Un misterioso agguato al leader della comunità è stato letto come un tentativo di intimidazione verso la minoranza etnica fuggita dal Laos ai tempi della guerra del 1975 e che Bangkok ora vorrebbe costringere al rimpatrio coatto
Poteva essere semplicemente l’ennesimo atto di violenza in un Paese attraversato da tante tensioni e dove – nonostante la pretesa di controllo dei militari al potere – armi di ogni genere girano impunemente e sono sovente usate come strumento di pressione o di giustizia sommaria. Invece, leggendo tra le righe le notizie sull’agguato che il 24 aprile, presso la città settentrionale di Chiang Rai, ha portato al ferimento di Thaweesak Yodmaneebanphot e del figlio e all’uccisione di sua moglie e di sua figlia, si scorgono ragioni e motivazioni diverse e più preoccupanti.

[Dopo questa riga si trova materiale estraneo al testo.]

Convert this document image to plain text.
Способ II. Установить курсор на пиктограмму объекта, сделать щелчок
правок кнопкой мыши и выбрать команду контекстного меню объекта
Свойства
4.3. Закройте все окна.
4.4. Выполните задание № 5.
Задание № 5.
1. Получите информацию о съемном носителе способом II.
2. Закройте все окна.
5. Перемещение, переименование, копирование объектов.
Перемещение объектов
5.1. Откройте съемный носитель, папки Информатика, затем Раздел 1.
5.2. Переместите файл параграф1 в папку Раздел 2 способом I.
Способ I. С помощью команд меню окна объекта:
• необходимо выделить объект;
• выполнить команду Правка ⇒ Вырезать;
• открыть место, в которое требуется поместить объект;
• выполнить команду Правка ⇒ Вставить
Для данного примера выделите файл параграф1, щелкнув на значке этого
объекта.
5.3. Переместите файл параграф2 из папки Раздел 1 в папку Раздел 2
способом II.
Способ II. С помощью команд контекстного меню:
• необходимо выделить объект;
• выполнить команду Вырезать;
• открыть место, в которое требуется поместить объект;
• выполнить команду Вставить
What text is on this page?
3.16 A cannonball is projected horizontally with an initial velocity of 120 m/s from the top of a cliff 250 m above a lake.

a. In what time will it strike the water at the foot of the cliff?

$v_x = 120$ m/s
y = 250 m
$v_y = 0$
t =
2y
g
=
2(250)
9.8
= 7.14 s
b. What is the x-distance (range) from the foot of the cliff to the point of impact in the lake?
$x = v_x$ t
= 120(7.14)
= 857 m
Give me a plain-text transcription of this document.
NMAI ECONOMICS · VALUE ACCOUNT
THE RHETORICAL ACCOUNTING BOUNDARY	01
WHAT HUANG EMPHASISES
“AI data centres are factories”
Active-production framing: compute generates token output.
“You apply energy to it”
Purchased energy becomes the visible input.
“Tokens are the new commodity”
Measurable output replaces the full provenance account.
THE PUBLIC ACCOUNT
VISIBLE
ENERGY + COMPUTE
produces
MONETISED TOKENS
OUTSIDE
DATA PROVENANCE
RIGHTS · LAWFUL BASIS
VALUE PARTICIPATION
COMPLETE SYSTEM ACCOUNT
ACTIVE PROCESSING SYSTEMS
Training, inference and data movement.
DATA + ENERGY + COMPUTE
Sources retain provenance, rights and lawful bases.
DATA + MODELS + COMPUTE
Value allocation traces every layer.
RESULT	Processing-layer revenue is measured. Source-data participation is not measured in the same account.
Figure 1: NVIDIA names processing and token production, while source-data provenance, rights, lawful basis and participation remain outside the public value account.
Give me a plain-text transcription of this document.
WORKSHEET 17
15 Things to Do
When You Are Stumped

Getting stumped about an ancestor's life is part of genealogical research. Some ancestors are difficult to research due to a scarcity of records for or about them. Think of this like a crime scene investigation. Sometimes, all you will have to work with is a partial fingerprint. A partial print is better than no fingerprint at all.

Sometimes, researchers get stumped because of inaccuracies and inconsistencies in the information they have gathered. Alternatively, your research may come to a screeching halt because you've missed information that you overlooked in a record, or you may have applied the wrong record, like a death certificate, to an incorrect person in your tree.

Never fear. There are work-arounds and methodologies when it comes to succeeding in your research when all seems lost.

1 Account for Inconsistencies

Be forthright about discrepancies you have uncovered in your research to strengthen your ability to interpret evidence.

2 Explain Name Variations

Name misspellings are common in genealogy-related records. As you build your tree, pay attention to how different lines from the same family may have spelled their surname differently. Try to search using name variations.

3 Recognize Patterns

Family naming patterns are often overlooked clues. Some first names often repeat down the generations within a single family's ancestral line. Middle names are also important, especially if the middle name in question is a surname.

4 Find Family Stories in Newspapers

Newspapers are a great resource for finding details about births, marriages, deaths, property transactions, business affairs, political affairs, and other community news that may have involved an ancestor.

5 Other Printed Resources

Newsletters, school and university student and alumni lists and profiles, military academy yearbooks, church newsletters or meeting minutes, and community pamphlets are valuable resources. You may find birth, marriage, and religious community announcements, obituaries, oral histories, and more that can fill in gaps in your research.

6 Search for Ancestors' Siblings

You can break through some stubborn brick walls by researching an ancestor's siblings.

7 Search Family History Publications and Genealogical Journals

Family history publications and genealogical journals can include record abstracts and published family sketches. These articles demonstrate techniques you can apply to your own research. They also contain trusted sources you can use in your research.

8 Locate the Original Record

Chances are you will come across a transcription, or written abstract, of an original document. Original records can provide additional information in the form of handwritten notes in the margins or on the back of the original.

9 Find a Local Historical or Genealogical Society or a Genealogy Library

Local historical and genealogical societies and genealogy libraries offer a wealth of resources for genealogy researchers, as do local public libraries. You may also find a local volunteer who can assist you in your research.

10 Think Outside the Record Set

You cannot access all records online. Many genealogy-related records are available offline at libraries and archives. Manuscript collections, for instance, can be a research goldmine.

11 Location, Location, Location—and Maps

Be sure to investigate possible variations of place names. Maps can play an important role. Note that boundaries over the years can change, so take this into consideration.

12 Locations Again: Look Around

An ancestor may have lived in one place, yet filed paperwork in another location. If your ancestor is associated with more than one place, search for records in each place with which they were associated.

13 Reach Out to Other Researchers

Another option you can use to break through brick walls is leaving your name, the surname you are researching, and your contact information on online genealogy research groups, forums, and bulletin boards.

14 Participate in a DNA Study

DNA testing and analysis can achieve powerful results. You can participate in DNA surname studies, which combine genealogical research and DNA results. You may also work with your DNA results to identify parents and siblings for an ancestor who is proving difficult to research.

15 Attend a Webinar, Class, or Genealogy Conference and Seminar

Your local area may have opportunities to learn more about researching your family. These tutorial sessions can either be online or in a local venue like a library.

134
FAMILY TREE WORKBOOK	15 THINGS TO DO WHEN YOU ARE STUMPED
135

Alla guida del pick-up Toyota crivellato di colpi sparati al momento da ignoti era infatti il leader della comunità hmong in Thailandia, sopravvissuto. La polizia ha immediatamente parlato di una “questione di affari” come potenziale motivazione, ma l’evento è stato immediatamente ricollegato dai mass media locali ai colloqui di pochi giorni prima tra alti esponenti del regime thailandese con loro pari nella capitale laotiana Vientiane. Colloqui che avevano come scopo proprio la sorte dei hmong, che il Laos vorrebbe costringere al rimpatrio e Bangkok vede come un peso, sia per i rapporti con il vicino, sia per l’imbarazzo che le condizioni di ospitalità e la mancanza assoluta di ogni riconoscimento e quindi di diritti provocano nei confronti della comunità internazionale. Un’aggressione quindi che potrebbe avere un significato intimidatorio e che mostra la fragilità della situazione dei hmong nei Paese del sorriso.
La vicenda migratoria di questa popolazione viene da lontano ed è segnata dalla persecuzione. Originari della Cina sud-occidentale son diffusi oggi in diversi Paesi del Sud-Est asiatico continentale. Sono dai sei agli otto milioni, in parte buddhisti e in parte animisti, con una forte componente cristiana. Sono circa 450mila in Laos, concentrati in maggioranza nella parte settentrionale del Paese, ma sempre più diffusi anche nelle regioni occidentali e nella capitale Vientiane. La loro doppia esclusione ha ragioni nella identità etnica e religiosa, ma anche nella scelta di campo filo-americana nel conflitto indocinese in cambio di promesse di autonomia e benessere. Alla vittoria del movimento guerrigliero comunista del Pathet Lao nel 1975, si ritrovarono nella condizione di perdenti e il generale Van Pao che li aveva guidati trovò rifugio negli Stati Uniti con alcune migliaia di combattenti che con il tempo dovevano essere base di una immigrazione massiccia. Oltre 300 mila hmong cercarono invece rifugio in Thailandia, con l’intento di migrare altrove. Una speranza che si trasformò in una diaspora in molti Paesi, ma che bloccò anche molti entro i confini thailandesi sotto la costante minaccia di rimpatrio coatto.
In parte è avvenuto già il 28 dicembre 2009, con la chiusura del campo di Huay Nam Khao, svuotato in poche ore dei 4.300 profughi, quasi tutti anziani, donne e bambini, che lo abitavano da anni. Superstiti di una comunità assai maggiore, irregolare ma sostenuta dalla solidarietà internazionale. Un evento che ha visto proteste cadute nel vuoto, ma che ha soprattutto esposto a ritorsioni persone inermi. Quattro anni prima, in un diverso contesto di politiche immigratorie di Washington, la Thailandia aveva chiuso l’ultimo campo ufficiale e i 15mila “ospiti” erano stati ricollocati negli Stati Uniti. Tuttavia le condizioni nel Paese d’origine hanno successivamente spinto altre migliaia di disperati oltreconfine.
Da maggio 2007 la Thailandia ha sospeso le verifiche dell’Alto commissariato della Nazioni Unite per i Rifugiati che assegnavano lo stato di rifugiato politico, facendo di tutti i nuovi arrivati degli illegali. Le organizzazioni di assistenza straniera hanno da allora limitato le loro attività tra i profughi, anche per gli ostacoli imposti dalle autorità che considerano gli hmong immigrati per ragioni economiche e non riconoscono loro ragioni umanitarie.